Décrivez les principales caractéristiques de la mesure/initiative:
The initiative is a gender-focused program working towards equal rights for women, through cross-cutting activities that amplify and affirm women’s creative competencies in shaping policy formulation, implementation and evaluation. Through emphasis on creative expressions, as a medium of communication, programming specifically focuses on women’s access to platforms where they can draw attention to barriers that impede artistic expression and creation, sustainable livelihoods, mobility, socio-economic status, participation in cultural life and the flow of their cultural goods and services.
Overall, the measure underscores commitment to the protection and promotion of women’s rights in the arts and culture sector. It achieves this by implementing intervention strategies that respond to gender equality operational actions recommended in the Convention’s 2018 Global Report. These highlight the need to:
• Integrate a gender perspective into all cultural policies and measures
• Increase availability and quality of sex-aggregated data
• Ensure equal access to funding and opportunities
• Support women as creators and producers of contemporary cultural content
Quels sont les résultats atteints jusqu’à présent grâce à la mise en œuvre de la mesure/initiative ?:
• The Women in Theatre and Television Program, curated under this initiative, has extended vocational training to women creatives, with a specific focus on advancing their recognition as not just performers but creative entrepreneurs who produce and disseminate creative content. Funding availed through this platform, has a dedicated percentage share for creation, production and distribution.

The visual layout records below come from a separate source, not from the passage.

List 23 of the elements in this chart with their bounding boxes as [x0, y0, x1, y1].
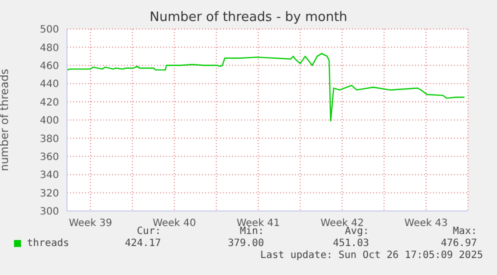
y-tick-label: 400 [40, 116, 59, 127]
text: 476.97 [440, 238, 477, 249]
y-tick-label: 360 [40, 152, 59, 163]
y-tick-label: 320 [40, 188, 59, 200]
y-tick-label: 380 [40, 134, 59, 145]
y-tick-label: 480 [40, 42, 59, 54]
text: 451.03 [332, 238, 369, 249]
legend-label: threads [27, 238, 70, 249]
text: 424.17 [124, 238, 161, 249]
y-tick-label: 440 [40, 79, 59, 90]
line-series [67, 52, 466, 122]
y-tick-label: 420 [40, 97, 59, 108]
y-tick-label: 500 [40, 24, 59, 36]
chart-title: Number of threads - by month [148, 10, 348, 25]
text: Last update: Sun Oct 26 17:05:09 2025 [260, 250, 483, 261]
x-tick-label: Week 39 [68, 218, 112, 230]
x-tick-label: Week 43 [404, 218, 448, 230]
text: 379.00 [226, 238, 264, 249]
text: Max: [452, 226, 477, 237]
y-tick-label: 460 [40, 60, 59, 72]
y-tick-label: 300 [40, 206, 59, 218]
y-axis-title: number of threads [0, 68, 11, 172]
y-tick-label: 340 [40, 170, 59, 182]
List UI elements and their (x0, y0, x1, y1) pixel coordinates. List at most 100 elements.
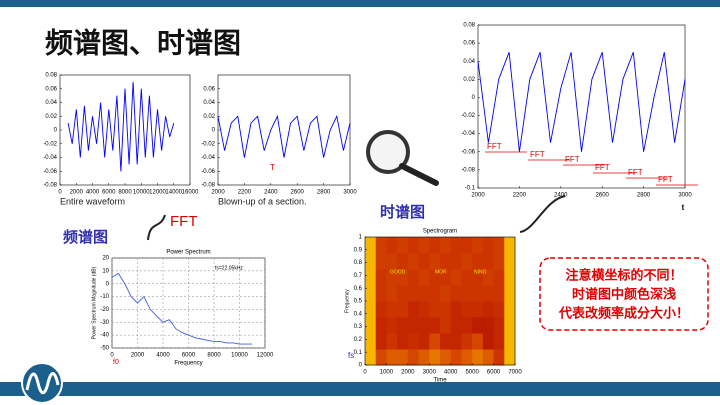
y-tick-label: -10 (100, 294, 109, 300)
x-tick-label: 7000 (508, 370, 522, 376)
heat-cell (365, 269, 377, 286)
heat-cell (386, 333, 398, 350)
heat-cell (397, 301, 409, 318)
heat-cell (418, 333, 430, 350)
y-tick-label: -0.02 (461, 113, 475, 119)
heat-cell (386, 253, 398, 270)
annotation: f0 (113, 359, 119, 366)
heat-cell (429, 301, 441, 318)
note-box (539, 257, 709, 331)
heat-cell (418, 301, 430, 318)
x-tick-label: 2000 (131, 353, 145, 359)
x-tick-label: 12000 (149, 190, 166, 196)
y-tick-label: 0.04 (203, 100, 215, 106)
heat-cell (397, 333, 409, 350)
data-line (217, 114, 351, 158)
heat-cell (482, 269, 495, 286)
spectrum-label: 频谱图 (63, 228, 108, 246)
heat-cell (493, 269, 505, 286)
heat-cell (461, 285, 473, 302)
heat-cell (472, 269, 484, 286)
heat-cell (375, 269, 387, 286)
heat-cell (504, 301, 516, 318)
x-tick-label: 2600 (596, 193, 610, 199)
heat-cell (375, 301, 387, 318)
heat-cell (450, 253, 462, 270)
heat-cell (375, 253, 387, 270)
heat-cell (482, 317, 495, 334)
x-tick-label: 8000 (207, 353, 221, 359)
y-tick-label: 0 (212, 128, 216, 134)
y-tick-label: 0.02 (45, 114, 57, 120)
x-tick-label: 1000 (380, 370, 394, 376)
y-tick-label: -0.02 (201, 141, 215, 147)
data-line (477, 52, 686, 152)
heat-cell (461, 317, 473, 334)
x-tick-label: 2600 (291, 190, 305, 196)
heat-cell (440, 253, 452, 270)
x-tick-label: 0 (110, 353, 114, 359)
heat-cell (472, 237, 484, 254)
y-tick-label: 0.2 (354, 337, 363, 343)
y-tick-label: 0.3 (354, 324, 363, 330)
y-tick-label: 0.04 (463, 59, 475, 65)
heat-cell (375, 317, 387, 334)
annotation: GOOD (390, 269, 406, 275)
y-tick-label: -0.06 (461, 149, 475, 155)
heat-cell (450, 237, 462, 254)
spectrogram-label: 时谱图 (380, 203, 425, 221)
y-tick-label: 0.06 (45, 86, 57, 92)
annotation: FFT (628, 168, 643, 177)
heat-cell (397, 349, 409, 366)
chart-title: Spectrogram (423, 229, 457, 235)
heat-cell (365, 285, 377, 302)
y-tick-label: 0.06 (463, 41, 475, 47)
heat-cell (461, 333, 473, 350)
annotation: MOR (435, 269, 447, 275)
heat-cell (386, 301, 398, 318)
annotation: fs (348, 351, 354, 360)
x-tick-label: 2200 (513, 193, 527, 199)
heat-cell (418, 237, 430, 254)
slide-title: 频谱图、时谱图 (45, 26, 241, 58)
heat-cell (461, 237, 473, 254)
heat-cell (407, 333, 420, 350)
x-tick-label: 14000 (165, 190, 182, 196)
y-tick-label: 0.4 (354, 311, 363, 317)
y-tick-label: 0 (472, 95, 476, 101)
heat-cell (418, 285, 430, 302)
heat-cell (450, 333, 462, 350)
heat-cell (504, 333, 516, 350)
heat-cell (504, 237, 516, 254)
caption: Entire waveform (60, 196, 125, 206)
note-line: 时谱图中颜色深浅 (572, 286, 676, 301)
x-tick-label: 3000 (423, 370, 437, 376)
logo-wave (25, 372, 60, 395)
x-tick-label: 6000 (182, 353, 196, 359)
heat-cell (386, 285, 398, 302)
heat-cell (407, 253, 420, 270)
heat-cell (429, 333, 441, 350)
heat-cell (397, 237, 409, 254)
x-tick-label: 3000 (678, 193, 692, 199)
plot-frame (477, 24, 686, 189)
heat-cell (482, 333, 495, 350)
heat-cell (397, 317, 409, 334)
heat-cell (375, 333, 387, 350)
heat-cell (407, 269, 420, 286)
heat-cell (386, 237, 398, 254)
heat-cell (472, 253, 484, 270)
x-tick-label: 8000 (118, 190, 132, 196)
x-tick-label: 2800 (637, 193, 651, 199)
x-tick-label: 2200 (238, 190, 252, 196)
heat-cell (386, 269, 398, 286)
heat-cell (504, 317, 516, 334)
heat-cell (493, 237, 505, 254)
heat-cell (482, 253, 495, 270)
annotation: FFT (530, 150, 545, 159)
heat-cell (493, 285, 505, 302)
x-tick-label: 2000 (211, 190, 225, 196)
heat-cell (482, 301, 495, 318)
heat-cell (397, 269, 409, 286)
x-tick-label: 2000 (471, 193, 485, 199)
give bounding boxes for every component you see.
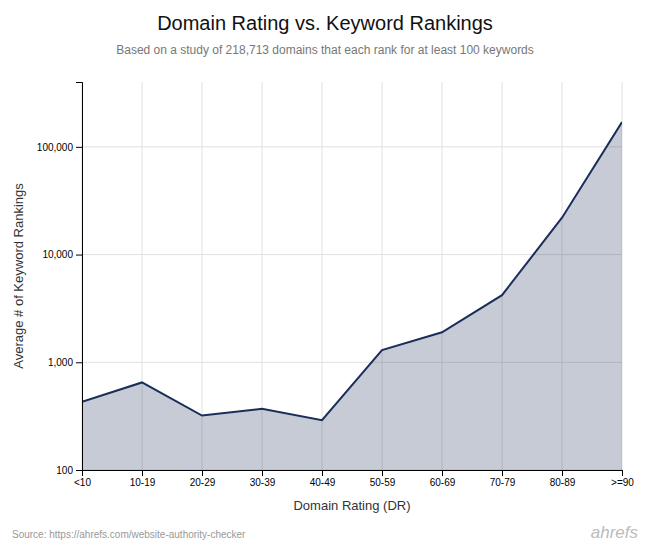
x-tick: 60-69 (430, 470, 456, 488)
y-tick-line (76, 255, 82, 256)
y-tick-label: 1,000 (48, 357, 73, 368)
y-axis-title: Average # of Keyword Rankings (11, 183, 26, 369)
chart: <10 10-19 20-29 30-39 40-49 50-59 60-69 70-79 80… (0, 0, 650, 548)
grid-line-x (202, 82, 203, 470)
y-tick-line (76, 362, 82, 363)
y-tick: 100,000 (37, 142, 82, 153)
x-tick-line (262, 470, 263, 476)
x-tick: 40-49 (310, 470, 336, 488)
y-tick: 1,000 (48, 357, 82, 368)
x-tick: 20-29 (190, 470, 216, 488)
x-tick-line (202, 470, 203, 476)
area (82, 122, 622, 470)
x-tick-line (382, 470, 383, 476)
y-axis: 100 1,000 10,000 100,000 (37, 83, 83, 476)
x-tick-line (442, 470, 443, 476)
x-tick-label: 80-89 (550, 477, 576, 488)
x-tick-label: <10 (74, 477, 91, 488)
x-tick: 10-19 (130, 470, 156, 488)
x-tick-label: 40-49 (310, 477, 336, 488)
x-tick-label: >=90 (611, 477, 634, 488)
x-tick-line (142, 470, 143, 476)
x-tick-label: 20-29 (190, 477, 216, 488)
x-tick-label: 10-19 (130, 477, 156, 488)
x-tick-label: 60-69 (430, 477, 456, 488)
y-tick-label: 100 (56, 465, 73, 476)
y-tick-label: 100,000 (37, 142, 74, 153)
x-tick-label: 70-79 (490, 477, 516, 488)
y-tick-line (76, 147, 82, 148)
source: Source: https://ahrefs.com/website-autho… (12, 529, 246, 540)
grid-line-y (82, 146, 622, 147)
line (82, 122, 622, 420)
x-tick-label: 30-39 (250, 477, 276, 488)
x-axis: <10 10-19 20-29 30-39 40-49 50-59 60-69 70-79 80… (74, 470, 634, 488)
y-tick-line (76, 470, 82, 471)
x-tick: 50-59 (370, 470, 396, 488)
plot: <10 10-19 20-29 30-39 40-49 50-59 60-69 70-79 80… (37, 82, 634, 488)
grid (82, 82, 622, 470)
x-tick-line (622, 470, 623, 476)
x-tick-line (502, 470, 503, 476)
marks (82, 122, 622, 470)
y-tick: 100 (56, 465, 82, 476)
x-tick-line (322, 470, 323, 476)
x-tick-line (562, 470, 563, 476)
title: Domain Rating vs. Keyword Rankings (157, 12, 493, 34)
x-tick: 80-89 (550, 470, 576, 488)
x-axis-title: Domain Rating (DR) (293, 498, 410, 513)
axis-domain (83, 471, 623, 477)
y-tick-label: 10,000 (42, 249, 73, 260)
x-tick: <10 (74, 470, 91, 488)
y-tick: 10,000 (42, 249, 82, 260)
x-tick-label: 50-59 (370, 477, 396, 488)
watermark: ahrefs (591, 523, 639, 542)
subtitle: Based on a study of 218,713 domains that… (116, 43, 534, 57)
x-tick: 30-39 (250, 470, 276, 488)
axis-domain (76, 83, 83, 471)
x-tick: >=90 (611, 470, 634, 488)
grid-line-x (322, 82, 323, 470)
x-tick: 70-79 (490, 470, 516, 488)
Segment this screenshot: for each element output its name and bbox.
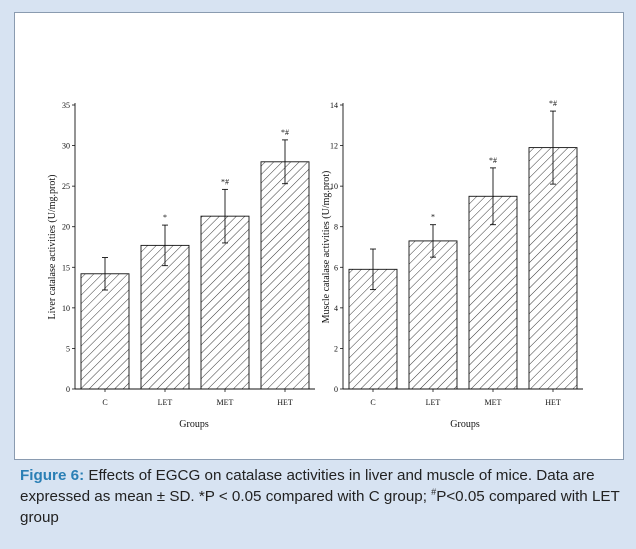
liver-y-tick-label: 35 — [62, 101, 70, 110]
liver-y-tick-label: 25 — [62, 182, 70, 191]
liver-bar-c — [80, 273, 130, 390]
liver-x-tick-label-let: LET — [158, 398, 173, 407]
muscle-significance-label-let: * — [431, 213, 435, 222]
charts-svg: 05101520253035C*LET*#MET*#HETGroupsLiver… — [47, 99, 583, 430]
muscle-significance-label-met: *# — [489, 156, 497, 165]
muscle-y-tick-label: 14 — [330, 101, 338, 110]
muscle-bar-met — [468, 195, 518, 390]
liver-x-tick-label-het: HET — [277, 398, 293, 407]
caption-hash-mark: # — [431, 486, 437, 497]
liver-x-tick-label-c: C — [102, 398, 107, 407]
liver-catalase-chart: 0 5 10 15 20 25 30 35 C * LET *# MET *# HET Groups Liver… — [47, 101, 315, 430]
muscle-y-tick-label: 4 — [334, 304, 338, 313]
muscle-bar-het — [528, 147, 578, 390]
muscle-y-tick-label: 2 — [334, 344, 338, 353]
muscle-x-tick-label-c: C — [370, 398, 375, 407]
muscle-x-tick-label-het: HET — [545, 398, 561, 407]
muscle-y-tick-label: 0 — [334, 385, 338, 394]
muscle-catalase-chart: 0 2 4 6 8 10 12 14 C * LET *# MET *# HET Groups Muscle c… — [321, 99, 583, 430]
muscle-x-tick-label-met: MET — [485, 398, 502, 407]
liver-y-tick-label: 15 — [62, 263, 70, 272]
liver-y-tick-label: 30 — [62, 142, 70, 151]
muscle-y-tick-label: 8 — [334, 223, 338, 232]
caption-text-part-1: Effects of EGCG on catalase activities i… — [20, 467, 595, 505]
liver-y-tick-label: 5 — [66, 344, 70, 353]
figure-caption: Figure 6: Effects of EGCG on catalase ac… — [20, 465, 620, 528]
muscle-y-tick-label: 10 — [330, 182, 338, 191]
liver-y-tick-label: 20 — [62, 223, 70, 232]
liver-significance-label-het: *# — [281, 128, 289, 137]
liver-bar-let — [140, 244, 190, 390]
muscle-x-tick-label-let: LET — [426, 398, 441, 407]
liver-x-tick-label-met: MET — [217, 398, 234, 407]
muscle-bar-let — [408, 240, 458, 390]
liver-bar-het — [260, 161, 310, 390]
muscle-x-axis-title: Groups — [450, 419, 480, 430]
caption-figure-label: Figure 6: — [20, 467, 85, 484]
muscle-y-tick-label: 12 — [330, 142, 338, 151]
muscle-y-tick-label: 6 — [334, 263, 338, 272]
liver-x-axis-title: Groups — [179, 419, 209, 430]
liver-y-tick-label: 0 — [66, 385, 70, 394]
chart-panel: 0 5 10 15 20 25 30 35 C * LET *# MET *# HET Groups Liver… — [14, 12, 624, 460]
liver-y-axis-title: Liver catalase activities (U/mg.prot) — [47, 175, 58, 320]
liver-significance-label-met: *# — [221, 177, 229, 186]
liver-y-tick-label: 10 — [62, 304, 70, 313]
liver-significance-label-let: * — [163, 213, 167, 222]
muscle-y-axis-title: Muscle catalase activities (U/mg.prot) — [321, 171, 332, 324]
caption-text-part-2: P<0.05 compared with LET group — [20, 488, 620, 526]
muscle-significance-label-het: *# — [549, 99, 557, 108]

• The Digital Resilience Program, launched in 2020, in partnership with PEN International, has designed a targeted digital training program for women, to further their digital literacy and technical skill competencies that can be leveraged in accessing emerging digital market opportunities. The training component of the program is a response to the under-representation of women in technical professions. Within a backdrop of the experience of the Bulawayo Arts Festival where there was 40% representation of women in videography and 0% representation in lighting and sound, the program is a timely and strategic intervention seeking to increase the participation and visibility of women in the digital environment ecosystem. It leverages on the dictates of the African Free Continent Trade Area, to provide a gendered lens to domestication and in the identification of technical skills required for women creatives to maximise on the opportunities of this trade agreement
• The SOWAP Media Watch program, profiled and analysed the coverage of women creatives through a gender culture lens. Analysis generally showed that the visibility of women’s cultural and artistic expressions is much higher in state-owned media, in comparison to privately owned media. Upon qualitative analysis, this was attributed to the page / column percentage share allocated to arts/ entertainment within national owned media
• The Unified Women Project, an all women cultural exchange program between UK and Zimbabwean artists, provided a collaborative peer-to-peer exchange platform for women aged between 18-25 who were identified as emerging from the most marginalised communities, where access to opportunities is limited, particularly for women who are artists. Some women who were identified for the exchange, were recruited from vulnerable communities such as refugee organisations and women at risk of domestic violence.The collaboration between these artists, while celebrating the diversity of cultural expressions, raised awareness of the need to be critical of opportunity and funding disparities that exist within the hierarchical nature of how women creatives are classified.